Many forefoot procedures can have dire consiquences as well. non-unions develope as well as infections, osteomylitis, avascular necrosis... How many re-dos do the forefoot pods do? my guess is not many. The patients go to someone else that is better trained to fix the problem. I don't think that all forefoot pods are bad but they must know their limitations as should all surgeons.

I think after you finish residency you will know if you enjoy doing bigger/longer cases. If you do great. go practice. if you do not enjoy them then do not do them. But you should have all options open to you.

I think many pods choose not to do these cases because they do not enjoy doing them. I do not think that it is all about the bottom line.
 
I had rearfoot training so my armamentarium includes rearfoot procedures, but honestly I don't care for the prolonged post-operative management and holding my breath hoping nothing goes wrong during recovery. Fortunately one of my Partners enjoys it so I often refer to him. He just got married and is expecting his first child, so I'm curious to see if that changes. A rearfoot case lasts a lot longer than the 60 or 90 minutes it takes to go skin-to-skin. It's like a 2 or 3 month delicate relationship. Being the low-stress, quality-of-life type of guy that I am, I don't have any qualms about referring. I sleep better and can fully enjoy my time off from work without being full of worry.

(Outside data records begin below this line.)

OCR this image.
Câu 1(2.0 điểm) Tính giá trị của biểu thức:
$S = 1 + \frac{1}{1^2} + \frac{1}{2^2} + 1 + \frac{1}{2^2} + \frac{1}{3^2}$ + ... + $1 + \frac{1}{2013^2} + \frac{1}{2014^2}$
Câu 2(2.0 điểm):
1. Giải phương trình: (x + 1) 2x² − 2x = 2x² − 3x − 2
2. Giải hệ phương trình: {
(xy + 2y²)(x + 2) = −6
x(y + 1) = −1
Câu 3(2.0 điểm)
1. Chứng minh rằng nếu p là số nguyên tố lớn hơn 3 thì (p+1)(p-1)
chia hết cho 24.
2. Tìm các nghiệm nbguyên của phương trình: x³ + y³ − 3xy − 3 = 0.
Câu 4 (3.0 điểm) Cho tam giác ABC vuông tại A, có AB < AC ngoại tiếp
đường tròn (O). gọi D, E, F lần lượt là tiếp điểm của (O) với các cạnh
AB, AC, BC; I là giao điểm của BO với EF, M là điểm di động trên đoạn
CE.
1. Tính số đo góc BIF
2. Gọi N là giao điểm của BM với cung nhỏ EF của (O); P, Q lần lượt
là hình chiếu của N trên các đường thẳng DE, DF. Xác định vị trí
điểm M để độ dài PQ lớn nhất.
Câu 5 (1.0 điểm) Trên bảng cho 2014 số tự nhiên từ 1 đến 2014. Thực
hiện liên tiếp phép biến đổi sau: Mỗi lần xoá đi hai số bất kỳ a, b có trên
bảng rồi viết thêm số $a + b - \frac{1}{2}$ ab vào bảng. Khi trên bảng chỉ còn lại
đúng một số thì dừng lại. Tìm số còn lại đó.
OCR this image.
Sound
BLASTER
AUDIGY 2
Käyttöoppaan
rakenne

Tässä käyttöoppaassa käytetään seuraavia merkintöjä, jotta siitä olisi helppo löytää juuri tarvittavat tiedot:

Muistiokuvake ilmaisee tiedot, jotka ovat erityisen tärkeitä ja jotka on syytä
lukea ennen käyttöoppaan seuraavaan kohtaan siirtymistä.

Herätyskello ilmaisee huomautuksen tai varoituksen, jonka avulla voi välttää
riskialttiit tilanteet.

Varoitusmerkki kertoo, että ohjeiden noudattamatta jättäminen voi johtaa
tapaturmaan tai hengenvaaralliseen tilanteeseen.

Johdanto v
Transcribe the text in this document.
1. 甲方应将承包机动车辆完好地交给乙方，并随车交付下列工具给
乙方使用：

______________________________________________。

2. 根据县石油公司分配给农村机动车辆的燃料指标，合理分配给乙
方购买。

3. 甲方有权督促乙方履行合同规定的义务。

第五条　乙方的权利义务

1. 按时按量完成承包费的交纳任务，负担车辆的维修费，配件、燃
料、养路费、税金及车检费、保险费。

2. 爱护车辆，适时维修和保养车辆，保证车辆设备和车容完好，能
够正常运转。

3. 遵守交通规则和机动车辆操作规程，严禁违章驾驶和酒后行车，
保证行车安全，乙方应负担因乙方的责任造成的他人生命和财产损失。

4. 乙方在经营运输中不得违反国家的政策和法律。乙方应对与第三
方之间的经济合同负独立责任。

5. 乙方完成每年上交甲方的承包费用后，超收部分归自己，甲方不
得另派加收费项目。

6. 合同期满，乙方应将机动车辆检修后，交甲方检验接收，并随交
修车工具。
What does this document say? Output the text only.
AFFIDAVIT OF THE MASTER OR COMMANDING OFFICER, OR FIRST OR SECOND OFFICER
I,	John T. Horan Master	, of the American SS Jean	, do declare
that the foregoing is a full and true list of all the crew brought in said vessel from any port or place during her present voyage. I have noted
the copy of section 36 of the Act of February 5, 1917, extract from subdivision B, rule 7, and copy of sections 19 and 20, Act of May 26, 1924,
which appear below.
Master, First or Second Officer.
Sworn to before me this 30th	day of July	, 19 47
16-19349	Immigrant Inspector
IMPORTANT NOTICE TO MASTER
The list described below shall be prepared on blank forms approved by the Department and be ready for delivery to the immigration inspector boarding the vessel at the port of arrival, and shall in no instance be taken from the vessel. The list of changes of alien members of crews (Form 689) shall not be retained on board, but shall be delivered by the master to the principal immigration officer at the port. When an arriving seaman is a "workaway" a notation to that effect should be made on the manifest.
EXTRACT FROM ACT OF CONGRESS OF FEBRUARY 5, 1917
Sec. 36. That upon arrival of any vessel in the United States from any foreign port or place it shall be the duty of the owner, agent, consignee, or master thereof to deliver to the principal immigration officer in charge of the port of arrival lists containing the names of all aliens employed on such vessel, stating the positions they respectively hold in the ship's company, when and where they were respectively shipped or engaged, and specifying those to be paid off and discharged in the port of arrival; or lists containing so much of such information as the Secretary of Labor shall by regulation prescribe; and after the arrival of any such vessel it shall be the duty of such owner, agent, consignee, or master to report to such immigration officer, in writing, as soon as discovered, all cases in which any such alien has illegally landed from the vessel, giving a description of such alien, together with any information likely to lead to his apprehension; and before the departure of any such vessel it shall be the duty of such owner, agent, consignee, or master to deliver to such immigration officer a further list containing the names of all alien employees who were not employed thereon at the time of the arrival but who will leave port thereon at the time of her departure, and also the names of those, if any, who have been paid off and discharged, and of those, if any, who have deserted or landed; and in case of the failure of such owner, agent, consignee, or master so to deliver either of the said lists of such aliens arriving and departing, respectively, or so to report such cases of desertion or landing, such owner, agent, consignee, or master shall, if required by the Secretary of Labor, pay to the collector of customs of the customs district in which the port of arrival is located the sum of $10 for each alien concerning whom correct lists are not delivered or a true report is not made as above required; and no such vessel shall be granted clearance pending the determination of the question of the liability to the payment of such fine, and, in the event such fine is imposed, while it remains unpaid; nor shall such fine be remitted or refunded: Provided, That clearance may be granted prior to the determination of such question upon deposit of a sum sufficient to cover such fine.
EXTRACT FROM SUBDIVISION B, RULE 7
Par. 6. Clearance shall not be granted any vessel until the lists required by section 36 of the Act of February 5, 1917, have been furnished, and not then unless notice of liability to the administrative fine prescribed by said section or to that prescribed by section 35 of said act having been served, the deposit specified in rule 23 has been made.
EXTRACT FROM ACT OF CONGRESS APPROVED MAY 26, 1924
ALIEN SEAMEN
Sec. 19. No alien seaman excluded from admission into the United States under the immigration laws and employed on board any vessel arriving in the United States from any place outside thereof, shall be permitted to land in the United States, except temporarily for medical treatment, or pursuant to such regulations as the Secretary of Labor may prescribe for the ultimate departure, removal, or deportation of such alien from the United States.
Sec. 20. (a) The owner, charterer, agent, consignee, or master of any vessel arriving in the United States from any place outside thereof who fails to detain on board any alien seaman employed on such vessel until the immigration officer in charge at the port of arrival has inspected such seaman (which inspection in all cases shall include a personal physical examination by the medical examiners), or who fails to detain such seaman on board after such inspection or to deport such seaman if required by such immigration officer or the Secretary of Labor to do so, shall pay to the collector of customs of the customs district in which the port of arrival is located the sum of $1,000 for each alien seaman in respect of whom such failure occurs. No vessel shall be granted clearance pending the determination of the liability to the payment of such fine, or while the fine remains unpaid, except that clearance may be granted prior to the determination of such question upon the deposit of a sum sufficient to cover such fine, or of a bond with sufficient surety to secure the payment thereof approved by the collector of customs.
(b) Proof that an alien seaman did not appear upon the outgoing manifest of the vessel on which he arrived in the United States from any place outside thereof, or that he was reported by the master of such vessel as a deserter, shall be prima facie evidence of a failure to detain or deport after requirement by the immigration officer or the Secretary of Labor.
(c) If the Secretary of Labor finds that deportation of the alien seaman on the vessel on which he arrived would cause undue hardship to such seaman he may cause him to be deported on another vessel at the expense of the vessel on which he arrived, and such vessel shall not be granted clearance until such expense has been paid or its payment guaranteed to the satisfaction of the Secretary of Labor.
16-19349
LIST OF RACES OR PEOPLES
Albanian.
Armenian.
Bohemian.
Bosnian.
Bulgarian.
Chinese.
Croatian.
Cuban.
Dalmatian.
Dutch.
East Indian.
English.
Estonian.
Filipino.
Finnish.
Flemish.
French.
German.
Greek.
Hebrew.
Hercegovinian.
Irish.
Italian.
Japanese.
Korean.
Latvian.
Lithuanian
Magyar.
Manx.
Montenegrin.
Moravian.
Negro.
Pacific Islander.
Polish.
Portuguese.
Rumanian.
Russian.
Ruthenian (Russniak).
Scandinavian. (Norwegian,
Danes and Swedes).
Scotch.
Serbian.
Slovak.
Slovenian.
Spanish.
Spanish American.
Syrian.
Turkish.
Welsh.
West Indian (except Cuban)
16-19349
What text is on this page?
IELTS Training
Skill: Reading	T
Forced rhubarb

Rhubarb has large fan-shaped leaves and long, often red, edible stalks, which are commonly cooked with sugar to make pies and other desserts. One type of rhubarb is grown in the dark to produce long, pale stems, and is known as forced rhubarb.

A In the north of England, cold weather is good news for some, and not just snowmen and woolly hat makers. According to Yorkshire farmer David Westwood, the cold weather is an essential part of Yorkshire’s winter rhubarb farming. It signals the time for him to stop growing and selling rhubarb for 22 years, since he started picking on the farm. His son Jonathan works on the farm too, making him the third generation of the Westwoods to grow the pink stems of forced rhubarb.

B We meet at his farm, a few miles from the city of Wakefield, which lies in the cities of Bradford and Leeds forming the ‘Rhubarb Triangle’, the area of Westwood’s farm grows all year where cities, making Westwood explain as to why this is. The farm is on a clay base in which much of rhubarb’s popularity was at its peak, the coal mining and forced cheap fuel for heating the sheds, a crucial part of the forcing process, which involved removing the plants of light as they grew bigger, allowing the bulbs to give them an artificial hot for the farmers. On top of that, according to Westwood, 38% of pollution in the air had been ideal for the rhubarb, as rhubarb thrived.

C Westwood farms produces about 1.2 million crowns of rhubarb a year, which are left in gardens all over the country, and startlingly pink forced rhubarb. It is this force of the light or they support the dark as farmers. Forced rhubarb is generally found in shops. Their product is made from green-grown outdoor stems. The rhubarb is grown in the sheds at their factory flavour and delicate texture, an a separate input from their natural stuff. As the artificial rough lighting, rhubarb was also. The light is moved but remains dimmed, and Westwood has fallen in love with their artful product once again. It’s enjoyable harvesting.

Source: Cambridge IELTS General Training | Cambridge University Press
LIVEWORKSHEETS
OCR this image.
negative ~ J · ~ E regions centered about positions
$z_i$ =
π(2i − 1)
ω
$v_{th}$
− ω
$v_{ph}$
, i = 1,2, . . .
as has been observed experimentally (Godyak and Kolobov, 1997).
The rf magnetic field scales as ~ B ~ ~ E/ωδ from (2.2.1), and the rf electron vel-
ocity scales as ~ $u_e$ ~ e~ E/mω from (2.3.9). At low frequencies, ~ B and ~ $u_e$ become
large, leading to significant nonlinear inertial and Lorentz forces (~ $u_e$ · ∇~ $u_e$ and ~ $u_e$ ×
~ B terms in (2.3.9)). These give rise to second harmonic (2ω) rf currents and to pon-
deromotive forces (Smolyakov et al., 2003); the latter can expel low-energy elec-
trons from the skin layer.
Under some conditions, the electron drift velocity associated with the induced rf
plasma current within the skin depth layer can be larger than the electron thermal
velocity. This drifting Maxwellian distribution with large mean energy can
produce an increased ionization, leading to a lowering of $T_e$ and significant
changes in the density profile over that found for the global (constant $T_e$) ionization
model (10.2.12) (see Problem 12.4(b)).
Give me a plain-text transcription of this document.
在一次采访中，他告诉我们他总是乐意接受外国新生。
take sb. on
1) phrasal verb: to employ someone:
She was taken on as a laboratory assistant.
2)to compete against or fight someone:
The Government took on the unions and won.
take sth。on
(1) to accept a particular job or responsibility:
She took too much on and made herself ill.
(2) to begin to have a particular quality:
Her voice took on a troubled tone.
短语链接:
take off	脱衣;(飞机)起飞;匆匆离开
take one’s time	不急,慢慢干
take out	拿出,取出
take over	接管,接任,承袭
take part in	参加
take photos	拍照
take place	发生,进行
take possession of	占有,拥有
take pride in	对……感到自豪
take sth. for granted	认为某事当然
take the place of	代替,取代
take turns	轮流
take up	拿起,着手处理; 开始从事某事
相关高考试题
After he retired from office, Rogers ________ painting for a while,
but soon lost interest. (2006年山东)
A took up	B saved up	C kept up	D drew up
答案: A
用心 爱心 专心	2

Right as I finished Residency I was more gung-ho about doing the bigger rearfoot cases, but that changed pretty quickly after a handful of stressful post-ops. I booked the cases thinking to myself, "Hey, I know how to do this. I've done x-number of cases with so-and-so Attending. Piece of cake!' Then came the post-op management...uyyyy.

I still think you guys should seek out the most and best training you can get. Even if at some point you decide you don't want any of the rearfoot or ankle work, the bread and butter stuff will be cake. If you decide you do enjoy the RF/ankle work, the choice will be yours to make and you won't be limited by lack of training.